According to Russian Defense Ministry statements, the two aircraft were unarmed and that the flight was a part of routine training operations.

“On January 18, at 08:07 Moscow time, during a planned training flight over the water area of ​​the Sea of ​​Japan, 35 km from the coast, two Su-34 planes of the Far Eastern Air Force and Air Defense Force touched the air,” a basic translation of the Russian statement reads.  “The An-12 aircraft and two Mi-8 helicopters of the search and rescue forces are searching for pilots in the area of ​​ejection.”

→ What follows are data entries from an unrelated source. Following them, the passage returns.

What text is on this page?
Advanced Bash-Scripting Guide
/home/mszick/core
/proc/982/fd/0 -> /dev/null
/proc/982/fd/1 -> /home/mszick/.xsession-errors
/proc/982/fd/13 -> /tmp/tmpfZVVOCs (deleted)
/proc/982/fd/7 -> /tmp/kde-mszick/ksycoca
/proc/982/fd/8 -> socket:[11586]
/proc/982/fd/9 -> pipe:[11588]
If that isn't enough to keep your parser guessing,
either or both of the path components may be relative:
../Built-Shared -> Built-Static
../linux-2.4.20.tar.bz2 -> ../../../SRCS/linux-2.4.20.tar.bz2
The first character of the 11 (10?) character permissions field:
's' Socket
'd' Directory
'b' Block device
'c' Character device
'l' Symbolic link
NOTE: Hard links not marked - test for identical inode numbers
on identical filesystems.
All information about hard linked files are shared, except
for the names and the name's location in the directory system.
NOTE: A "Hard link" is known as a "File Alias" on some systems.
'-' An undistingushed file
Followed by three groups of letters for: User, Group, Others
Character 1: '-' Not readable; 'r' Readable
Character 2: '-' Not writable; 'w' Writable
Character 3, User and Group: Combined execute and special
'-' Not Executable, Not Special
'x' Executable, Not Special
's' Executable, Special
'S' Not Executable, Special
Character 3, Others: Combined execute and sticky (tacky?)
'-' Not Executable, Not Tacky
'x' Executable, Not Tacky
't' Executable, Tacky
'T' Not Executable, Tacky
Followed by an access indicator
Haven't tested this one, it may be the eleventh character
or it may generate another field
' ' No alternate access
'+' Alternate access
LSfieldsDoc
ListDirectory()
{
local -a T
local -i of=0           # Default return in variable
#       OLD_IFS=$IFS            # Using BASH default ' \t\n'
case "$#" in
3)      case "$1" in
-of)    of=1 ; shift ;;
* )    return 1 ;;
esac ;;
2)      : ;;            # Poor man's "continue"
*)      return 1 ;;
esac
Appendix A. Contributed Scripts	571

According to some as-yet unconfirmed reports, the two fighters that collided were a part of a larger 7-aircraft formation. Some Russian outlets have also reported that one of the two damaged Su-34s actually managed to limp their aircraft back to an airstrip. Reports of just two crewmen being pulled from the Sea of Japan may support this possibility, as the Su-34 is a twin seat aircraft. Thus far, the Ministry of Defense has not issued a statement confirming these reports, however.

The cockpit of the Su-34 allows for side-by-side seating of the pilot and co-pilot. (WikiMedia Commons)

Both rescued pilots have been reported to be in “satisfactory” condition, and all Su-34 flights have been grounded pending the results of an investigation into the incident.

The Sukhoi Su-34 is a two-seat, twin engine, medium range fighter/bomber capable of exceeding Mach 1.8 at altitude. A medium range attack aircraft, the primary role of the Su-34 is air-to-surface engagement. Although the first Su-34s took flight in 1990, the aircraft did not enter into active service with the Russian military until 2014, where it is slated to eventually replace both the aging Su-24 and the Tu-22M3 bomber.